I have a pointer that is pointing to the start of an array, but I need to check that it is unallocated. I thought of dereferencing the pointer and checking if NULL but that leads to a type error. Can anyone see what I'm doing wrong?

int mydispose(int *array){
    int i = 0;

    if(*array == NULL){
            return 1;
    }

    return ;

}

EDIT: Sorry if I was unclear: I have a pointer that points to the start of an array, but I wish to check whether the array is empty.

Answer 1

*array == NULL is wrong. You are dereferencing the pointer first (which could lead to a segfault if the pointer really is null) and then comparing its int value to a pointer value. Moreover, your compiler will perfectly accept that erroneous expression if NULL is defined as just 0 and not (void *) 0 .

You should be checking array == NULL to see if the passed pointer refers to anything, and then dereference it only in case it's not NULL .

Be aware, however, that dereferencing a non-null pointer isn't guaranteed to be a safe operation either. If the pointer contains a garbage value because it was allocated on the stack and not initialized, or if it refers to a deallocated region of memory, nasty bugs can happen.

Answer 2

You want if (array == NULL) -- but unless you first initialize array to NULL , it won't do any good either.
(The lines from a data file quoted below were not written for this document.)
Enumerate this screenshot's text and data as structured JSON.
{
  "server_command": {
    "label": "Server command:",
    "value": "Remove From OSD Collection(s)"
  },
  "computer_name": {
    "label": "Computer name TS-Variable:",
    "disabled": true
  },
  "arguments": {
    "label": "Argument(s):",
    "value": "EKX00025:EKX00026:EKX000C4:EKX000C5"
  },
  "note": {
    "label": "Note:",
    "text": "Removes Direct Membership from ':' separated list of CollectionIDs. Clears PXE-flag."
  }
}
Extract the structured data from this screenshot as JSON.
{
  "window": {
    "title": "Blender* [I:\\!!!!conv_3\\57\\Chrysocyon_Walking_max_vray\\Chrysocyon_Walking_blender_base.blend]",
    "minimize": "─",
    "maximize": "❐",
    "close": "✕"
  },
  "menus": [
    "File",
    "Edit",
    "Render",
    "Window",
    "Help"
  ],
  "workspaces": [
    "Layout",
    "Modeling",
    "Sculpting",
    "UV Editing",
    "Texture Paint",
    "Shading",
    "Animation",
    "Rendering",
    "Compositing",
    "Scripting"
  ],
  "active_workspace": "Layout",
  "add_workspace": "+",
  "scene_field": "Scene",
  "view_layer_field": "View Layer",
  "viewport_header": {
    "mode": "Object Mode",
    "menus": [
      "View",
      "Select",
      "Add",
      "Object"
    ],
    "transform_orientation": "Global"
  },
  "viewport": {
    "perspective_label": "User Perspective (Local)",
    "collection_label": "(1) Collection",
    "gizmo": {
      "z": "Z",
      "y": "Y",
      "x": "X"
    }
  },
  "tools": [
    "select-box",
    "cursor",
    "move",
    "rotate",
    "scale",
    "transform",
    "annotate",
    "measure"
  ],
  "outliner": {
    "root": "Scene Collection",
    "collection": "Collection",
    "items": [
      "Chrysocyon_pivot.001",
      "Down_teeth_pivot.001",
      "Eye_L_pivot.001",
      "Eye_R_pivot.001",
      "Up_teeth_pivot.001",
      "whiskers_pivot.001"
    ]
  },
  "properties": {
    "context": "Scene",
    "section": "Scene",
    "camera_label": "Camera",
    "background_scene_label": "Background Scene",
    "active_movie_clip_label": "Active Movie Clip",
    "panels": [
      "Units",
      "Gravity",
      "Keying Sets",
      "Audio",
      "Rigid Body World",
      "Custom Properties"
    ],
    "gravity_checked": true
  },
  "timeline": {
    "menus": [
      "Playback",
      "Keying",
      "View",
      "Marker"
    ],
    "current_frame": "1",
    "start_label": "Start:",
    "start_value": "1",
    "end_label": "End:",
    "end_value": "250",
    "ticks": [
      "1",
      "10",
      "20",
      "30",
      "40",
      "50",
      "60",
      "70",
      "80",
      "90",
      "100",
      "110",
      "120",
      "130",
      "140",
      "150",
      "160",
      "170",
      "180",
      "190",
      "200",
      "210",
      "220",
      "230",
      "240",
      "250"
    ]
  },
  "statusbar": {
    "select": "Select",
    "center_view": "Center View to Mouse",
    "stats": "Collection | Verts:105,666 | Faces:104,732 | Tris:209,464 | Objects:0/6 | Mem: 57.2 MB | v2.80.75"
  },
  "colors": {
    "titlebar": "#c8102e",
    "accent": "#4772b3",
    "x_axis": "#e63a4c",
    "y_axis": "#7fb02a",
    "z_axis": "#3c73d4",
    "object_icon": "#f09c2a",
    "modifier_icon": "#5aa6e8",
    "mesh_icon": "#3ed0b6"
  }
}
I think you'd be better off backing up and telling us a bit more about what you're trying to accomplish, and trying to get help trying to accomplish your overall goal.

Answer 3

The only safe way to determine the allocation status of *array is to:

1. Make sure *array is set to NULL is not allocated. int *array = NULL;
2. Check if the array is NULL: if (array == NULL) return -1;

Answer 4

You can't reliably check if some memory location is allocated. *array is not a valid code, because it's the same as array[0] , but array[0] is not allocated. Non-allocated memory location can contain any value.

The only option is to ensure that you get the information whether the array is allocated alongside with your array. A popular option is representing unallocated array as NULL , but you may choose other option as well.

By the way, there is a difference between an empty array (that is, array of size 0), and array which is not allocated at all. The first option occurs when you use malloc(0) , the second when your pointer is not initialized at all. For malloc(0) it's allowed to return NULL , but it's allowed to return a non-NULL pointer (which you however can't dereference) as well. Both ways are valid according to the standard.

Answer 5

The immediate problem with your code is that you dereferencing array before comparing it to NULL. The type of the expression *array is int , not int * . Leave off the dereference operator and the types will match:

if (array == NULL) {...}

Note that an uninitialized pointer is only guaranteed to contain NULL if it was declared with static extent (ie it was either declared at file scope or with the static keyword in front of it). Similarly, calling free on a pointer won't set that pointer value to NULL; it will contain the same pointer value as before, but it will now be invalid.

Answer 6

你必须像这样使用它：

if(array == NULL) ...